Backup & replica handling
Example: Backups extend retention. If your eval set is backed up by IT, your real retention is the backup retention. Coordinate.
Audit log of access
Example: Who accessed the data, when, and for what purpose. Required for SOC 2 and most regulated industries. Specify the log destination — usually the SIEM.

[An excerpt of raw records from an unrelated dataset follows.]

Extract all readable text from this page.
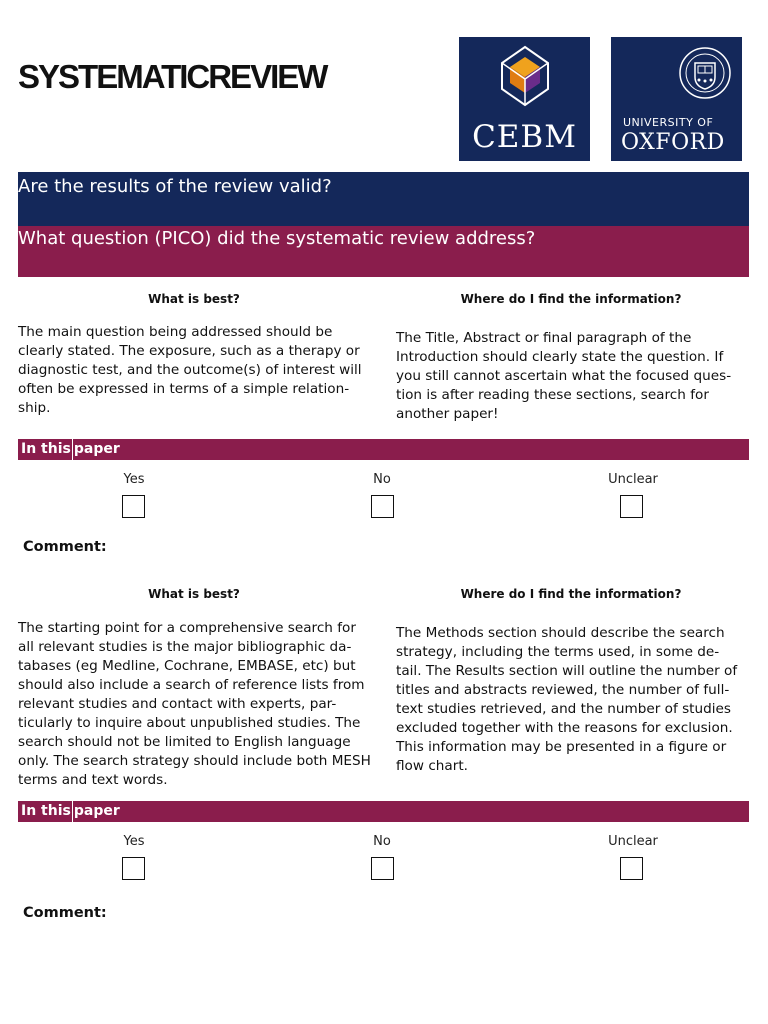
SYSTEMATICREVIEW
CEBM	UNIVERSITY OF
OXFORD
Are the results of the review valid?
What question (PICO) did the systematic review address?
What is best?	Where do I find the information?
The main question being addressed should be clearly stated. The exposure, such as a therapy or diagnostic test, and the outcome(s) of interest will often be expressed in terms of a simple relation- ship.
The Title, Abstract or final paragraph of the Introduction should clearly state the question. If you still cannot ascertain what the focused ques- tion is after reading these sections, search for another paper!
In this paper
Yes	No	Unclear
Comment:
What is best?	Where do I find the information?
The starting point for a comprehensive search for all relevant studies is the major bibliographic da- tabases (eg Medline, Cochrane, EMBASE, etc) but should also include a search of reference lists from relevant studies and contact with experts, par- ticularly to inquire about unpublished studies. The search should not be limited to English language only. The search strategy should include both MESH terms and text words.
The Methods section should describe the search strategy, including the terms used, in some de- tail. The Results section will outline the number of titles and abstracts reviewed, the number of full- text studies retrieved, and the number of studies excluded together with the reasons for exclusion. This information may be presented in a figure or flow chart.
In this paper
Yes	No	Unclear
Comment:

Section 6: Success Criteria & Sign-Off
The last section closes the loop. Define what 'done' looks like so data eng can deliver and walk away.
Definition of done
Example: 'Eval set CSV with 5,000 rows, columns: ticket_id, body_text, true_label, customer_segment. Delivered to s3://ai-prod-evals/inbox/v1/.'
Acceptance test
Example: '10-row sample reviewed by PM and DS lead. No PII in body_text. Categories distributed across all 6 labels.' Approve only after the sample passes.
Owners
Example: Requesting PM, data eng owner, privacy reviewer, business stakeholder. Each named, each accountable for their step.
Timeline
Example: 'Sample by Day 5. Full delivery by Day 12.' Specific dates. Vague timelines slip indefinitely.
Renewal / re-approval
Example: When does this access need to be re-approved? Default: every 6 months for ongoing pipelines, or on team transition.
Sign-off
Example: PM signature, data eng signature, privacy signature. Track in your ticket system. This is your audit trail.